Craig Thompson: Habibi (Pantheon, 9/20/11)
Can love survive great hardship through words and memory alone?
In Habibi — where community can be explained in the recurrence of one myth among many people, where stories and art become protection for the downtrodden, and where people can be bought, sold, and traded as easily as water — Craig Thompson explores the possibility of love and connection in a failed state. “Habibi” is Arabic for “my beloved,” but what does that mean when you can’t control your own fate, much less that of your beloved?
Thompson’s previous novel, Blankets, explored his own coming of age (and first experience of freedom and love) against the backdrop of a harsh and forbidding religious community. A lyrical look at the complex nature of community and survival through love, Blankets also explored the role of religious belief in myth-making. Habibi revisits similar territory, transporting the narrative to the Arabic world while still dealing with similar issues of freedom and bondage, love found in the strangest places, and the magical qualities of words and memory.

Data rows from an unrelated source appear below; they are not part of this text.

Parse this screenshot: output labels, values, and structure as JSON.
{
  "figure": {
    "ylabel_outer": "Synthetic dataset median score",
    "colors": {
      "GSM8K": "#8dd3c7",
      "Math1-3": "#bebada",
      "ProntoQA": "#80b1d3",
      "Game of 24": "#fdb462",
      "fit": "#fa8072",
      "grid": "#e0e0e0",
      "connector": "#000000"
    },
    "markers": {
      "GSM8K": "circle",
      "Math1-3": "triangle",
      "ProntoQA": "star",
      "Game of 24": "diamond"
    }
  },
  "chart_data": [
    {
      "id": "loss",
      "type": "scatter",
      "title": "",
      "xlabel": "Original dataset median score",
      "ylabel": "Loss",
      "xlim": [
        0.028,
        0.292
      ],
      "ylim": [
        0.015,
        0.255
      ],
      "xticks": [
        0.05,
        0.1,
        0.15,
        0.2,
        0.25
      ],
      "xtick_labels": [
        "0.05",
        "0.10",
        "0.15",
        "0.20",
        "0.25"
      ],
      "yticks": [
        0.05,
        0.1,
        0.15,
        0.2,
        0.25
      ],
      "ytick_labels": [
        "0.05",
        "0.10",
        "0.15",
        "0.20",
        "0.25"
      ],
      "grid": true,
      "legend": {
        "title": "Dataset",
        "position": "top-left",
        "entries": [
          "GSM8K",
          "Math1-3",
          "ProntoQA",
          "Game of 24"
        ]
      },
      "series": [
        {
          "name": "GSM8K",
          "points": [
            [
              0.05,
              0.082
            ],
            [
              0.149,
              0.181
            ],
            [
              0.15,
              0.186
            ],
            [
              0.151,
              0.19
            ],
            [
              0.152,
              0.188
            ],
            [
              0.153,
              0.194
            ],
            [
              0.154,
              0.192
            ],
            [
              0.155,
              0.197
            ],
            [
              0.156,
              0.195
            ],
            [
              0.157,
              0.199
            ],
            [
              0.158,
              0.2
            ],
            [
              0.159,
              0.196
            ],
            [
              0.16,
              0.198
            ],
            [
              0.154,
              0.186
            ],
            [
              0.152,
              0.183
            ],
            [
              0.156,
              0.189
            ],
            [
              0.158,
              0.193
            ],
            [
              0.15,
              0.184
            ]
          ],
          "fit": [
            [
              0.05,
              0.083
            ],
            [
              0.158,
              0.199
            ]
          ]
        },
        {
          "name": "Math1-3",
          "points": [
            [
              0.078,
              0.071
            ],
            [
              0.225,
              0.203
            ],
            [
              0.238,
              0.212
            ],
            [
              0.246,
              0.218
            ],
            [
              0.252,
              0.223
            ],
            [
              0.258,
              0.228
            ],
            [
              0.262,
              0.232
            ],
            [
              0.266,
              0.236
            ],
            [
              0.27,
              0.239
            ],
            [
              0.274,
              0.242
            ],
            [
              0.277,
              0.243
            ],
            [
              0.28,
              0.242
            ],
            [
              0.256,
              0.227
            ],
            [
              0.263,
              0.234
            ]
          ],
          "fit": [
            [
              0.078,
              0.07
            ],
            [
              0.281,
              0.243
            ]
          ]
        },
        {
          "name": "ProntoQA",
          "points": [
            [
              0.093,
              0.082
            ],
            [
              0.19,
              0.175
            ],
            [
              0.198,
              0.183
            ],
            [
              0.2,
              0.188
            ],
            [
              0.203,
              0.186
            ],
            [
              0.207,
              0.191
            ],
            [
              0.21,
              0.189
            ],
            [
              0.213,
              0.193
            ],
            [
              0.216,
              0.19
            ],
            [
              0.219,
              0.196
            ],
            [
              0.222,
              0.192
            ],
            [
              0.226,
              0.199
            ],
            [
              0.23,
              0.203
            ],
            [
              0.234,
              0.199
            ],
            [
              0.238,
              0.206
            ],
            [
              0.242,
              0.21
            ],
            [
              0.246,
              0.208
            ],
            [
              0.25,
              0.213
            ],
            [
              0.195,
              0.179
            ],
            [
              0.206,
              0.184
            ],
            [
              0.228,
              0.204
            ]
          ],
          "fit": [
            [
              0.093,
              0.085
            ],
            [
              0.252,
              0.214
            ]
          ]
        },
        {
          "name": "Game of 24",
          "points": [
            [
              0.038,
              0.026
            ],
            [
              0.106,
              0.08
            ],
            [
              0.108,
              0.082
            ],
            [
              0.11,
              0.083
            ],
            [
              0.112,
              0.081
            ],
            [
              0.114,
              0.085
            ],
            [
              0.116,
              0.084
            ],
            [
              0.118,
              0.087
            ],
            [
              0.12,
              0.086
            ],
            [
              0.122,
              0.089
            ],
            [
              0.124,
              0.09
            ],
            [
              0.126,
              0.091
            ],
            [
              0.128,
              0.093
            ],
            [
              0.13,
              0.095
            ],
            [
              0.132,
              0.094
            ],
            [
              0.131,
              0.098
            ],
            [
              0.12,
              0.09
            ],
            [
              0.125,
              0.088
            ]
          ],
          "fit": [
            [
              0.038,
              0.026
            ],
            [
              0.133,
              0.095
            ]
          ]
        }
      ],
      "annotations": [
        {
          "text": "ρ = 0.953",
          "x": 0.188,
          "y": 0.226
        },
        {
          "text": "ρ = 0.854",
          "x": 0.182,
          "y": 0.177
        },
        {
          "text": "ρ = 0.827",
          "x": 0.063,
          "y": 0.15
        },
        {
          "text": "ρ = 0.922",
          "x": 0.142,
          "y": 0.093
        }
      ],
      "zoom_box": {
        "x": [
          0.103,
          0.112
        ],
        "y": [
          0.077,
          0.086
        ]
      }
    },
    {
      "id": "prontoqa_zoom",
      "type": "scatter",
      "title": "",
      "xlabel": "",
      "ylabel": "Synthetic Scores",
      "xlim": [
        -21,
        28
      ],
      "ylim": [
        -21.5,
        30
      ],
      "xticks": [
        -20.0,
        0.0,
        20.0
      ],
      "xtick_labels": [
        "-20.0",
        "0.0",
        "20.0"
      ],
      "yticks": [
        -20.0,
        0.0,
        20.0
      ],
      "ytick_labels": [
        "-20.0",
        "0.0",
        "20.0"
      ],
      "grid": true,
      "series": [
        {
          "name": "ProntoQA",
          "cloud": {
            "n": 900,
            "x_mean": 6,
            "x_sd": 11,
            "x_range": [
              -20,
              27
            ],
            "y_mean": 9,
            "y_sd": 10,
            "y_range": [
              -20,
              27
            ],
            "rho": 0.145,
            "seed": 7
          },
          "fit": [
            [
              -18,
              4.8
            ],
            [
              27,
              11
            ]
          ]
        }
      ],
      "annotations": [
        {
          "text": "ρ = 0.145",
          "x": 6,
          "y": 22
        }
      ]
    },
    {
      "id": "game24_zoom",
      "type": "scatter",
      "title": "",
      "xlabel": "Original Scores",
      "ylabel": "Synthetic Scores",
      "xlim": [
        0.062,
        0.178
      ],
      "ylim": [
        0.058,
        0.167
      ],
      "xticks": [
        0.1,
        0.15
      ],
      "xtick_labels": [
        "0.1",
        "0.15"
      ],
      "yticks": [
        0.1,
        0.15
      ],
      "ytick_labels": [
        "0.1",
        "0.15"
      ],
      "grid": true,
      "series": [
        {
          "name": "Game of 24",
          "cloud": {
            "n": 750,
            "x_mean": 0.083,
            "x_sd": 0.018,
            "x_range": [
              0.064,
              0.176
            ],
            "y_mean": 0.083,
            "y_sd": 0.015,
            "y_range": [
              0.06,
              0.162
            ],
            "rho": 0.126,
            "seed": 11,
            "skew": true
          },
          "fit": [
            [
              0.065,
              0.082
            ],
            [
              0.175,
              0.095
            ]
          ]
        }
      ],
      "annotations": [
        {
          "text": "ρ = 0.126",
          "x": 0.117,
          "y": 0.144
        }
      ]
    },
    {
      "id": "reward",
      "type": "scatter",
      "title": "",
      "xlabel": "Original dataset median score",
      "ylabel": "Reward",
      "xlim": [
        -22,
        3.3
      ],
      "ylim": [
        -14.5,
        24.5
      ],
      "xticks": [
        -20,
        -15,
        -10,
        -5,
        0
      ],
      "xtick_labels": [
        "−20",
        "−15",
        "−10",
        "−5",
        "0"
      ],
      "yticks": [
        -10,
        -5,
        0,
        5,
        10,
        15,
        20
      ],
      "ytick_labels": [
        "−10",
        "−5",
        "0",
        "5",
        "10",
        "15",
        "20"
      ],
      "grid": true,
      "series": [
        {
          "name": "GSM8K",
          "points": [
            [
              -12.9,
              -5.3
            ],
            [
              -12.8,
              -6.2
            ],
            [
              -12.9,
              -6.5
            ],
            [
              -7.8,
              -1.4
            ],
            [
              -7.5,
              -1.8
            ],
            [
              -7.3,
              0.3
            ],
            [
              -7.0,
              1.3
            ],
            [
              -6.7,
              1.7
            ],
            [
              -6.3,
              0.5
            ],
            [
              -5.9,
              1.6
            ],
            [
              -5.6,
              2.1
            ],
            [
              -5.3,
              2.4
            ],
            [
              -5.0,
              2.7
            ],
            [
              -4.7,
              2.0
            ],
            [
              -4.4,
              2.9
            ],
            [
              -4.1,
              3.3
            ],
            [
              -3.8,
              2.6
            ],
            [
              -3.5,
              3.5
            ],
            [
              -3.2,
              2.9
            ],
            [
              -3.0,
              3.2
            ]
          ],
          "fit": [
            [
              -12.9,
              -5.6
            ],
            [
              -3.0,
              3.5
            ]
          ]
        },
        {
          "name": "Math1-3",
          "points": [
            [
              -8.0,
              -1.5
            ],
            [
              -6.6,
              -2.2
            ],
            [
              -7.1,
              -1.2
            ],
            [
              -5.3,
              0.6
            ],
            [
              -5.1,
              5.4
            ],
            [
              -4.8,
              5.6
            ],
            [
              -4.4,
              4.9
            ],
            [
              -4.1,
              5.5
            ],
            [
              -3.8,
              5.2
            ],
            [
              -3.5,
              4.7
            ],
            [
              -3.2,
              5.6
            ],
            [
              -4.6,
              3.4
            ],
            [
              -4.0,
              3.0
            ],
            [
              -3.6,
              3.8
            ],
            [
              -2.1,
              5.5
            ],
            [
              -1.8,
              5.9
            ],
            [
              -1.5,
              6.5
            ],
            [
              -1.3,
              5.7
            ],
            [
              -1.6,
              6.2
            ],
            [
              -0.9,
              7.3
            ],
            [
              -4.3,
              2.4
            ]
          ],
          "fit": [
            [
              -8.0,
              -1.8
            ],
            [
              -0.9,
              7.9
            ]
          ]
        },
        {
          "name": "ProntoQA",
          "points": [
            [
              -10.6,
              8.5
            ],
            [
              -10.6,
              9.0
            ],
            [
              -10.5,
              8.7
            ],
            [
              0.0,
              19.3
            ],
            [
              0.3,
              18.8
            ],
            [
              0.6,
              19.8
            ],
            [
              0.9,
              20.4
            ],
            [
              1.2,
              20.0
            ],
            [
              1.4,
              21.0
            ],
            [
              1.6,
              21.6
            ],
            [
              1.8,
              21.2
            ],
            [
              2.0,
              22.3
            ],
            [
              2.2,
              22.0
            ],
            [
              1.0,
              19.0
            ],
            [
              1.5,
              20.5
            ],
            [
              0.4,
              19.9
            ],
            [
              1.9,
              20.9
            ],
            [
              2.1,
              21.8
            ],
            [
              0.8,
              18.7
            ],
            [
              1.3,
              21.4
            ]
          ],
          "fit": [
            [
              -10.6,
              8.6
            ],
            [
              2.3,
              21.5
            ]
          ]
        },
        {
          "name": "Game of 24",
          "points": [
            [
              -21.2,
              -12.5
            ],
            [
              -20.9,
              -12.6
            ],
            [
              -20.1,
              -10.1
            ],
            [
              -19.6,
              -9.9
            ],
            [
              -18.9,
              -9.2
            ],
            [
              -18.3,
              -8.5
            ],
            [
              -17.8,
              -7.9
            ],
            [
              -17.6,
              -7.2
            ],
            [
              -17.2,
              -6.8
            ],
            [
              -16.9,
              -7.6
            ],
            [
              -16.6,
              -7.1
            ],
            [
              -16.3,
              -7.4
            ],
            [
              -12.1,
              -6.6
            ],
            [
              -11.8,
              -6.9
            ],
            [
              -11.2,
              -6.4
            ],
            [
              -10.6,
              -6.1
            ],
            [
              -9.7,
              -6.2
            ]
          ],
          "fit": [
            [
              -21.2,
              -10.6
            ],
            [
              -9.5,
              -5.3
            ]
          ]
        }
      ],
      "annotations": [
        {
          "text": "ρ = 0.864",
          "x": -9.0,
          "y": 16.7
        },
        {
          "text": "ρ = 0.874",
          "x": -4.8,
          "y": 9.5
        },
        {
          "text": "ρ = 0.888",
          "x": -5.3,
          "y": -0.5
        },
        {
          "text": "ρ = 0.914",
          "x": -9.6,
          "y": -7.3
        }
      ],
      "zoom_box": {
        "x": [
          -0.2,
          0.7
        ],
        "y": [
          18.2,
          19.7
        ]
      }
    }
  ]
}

Habibi follows Dodola, a girl sold into slavery at a young age, and Zam, the younger boy she meets in captivity. They grow up together as friends despite their differences, endure separation and changes (both of their own making and forced on them), and eventually carve out a life in a world of slavery and uncaring governments. Although they must make hard choices in order to survive, Dodola and Zam remain connected, even in the face of lengthy physical separation.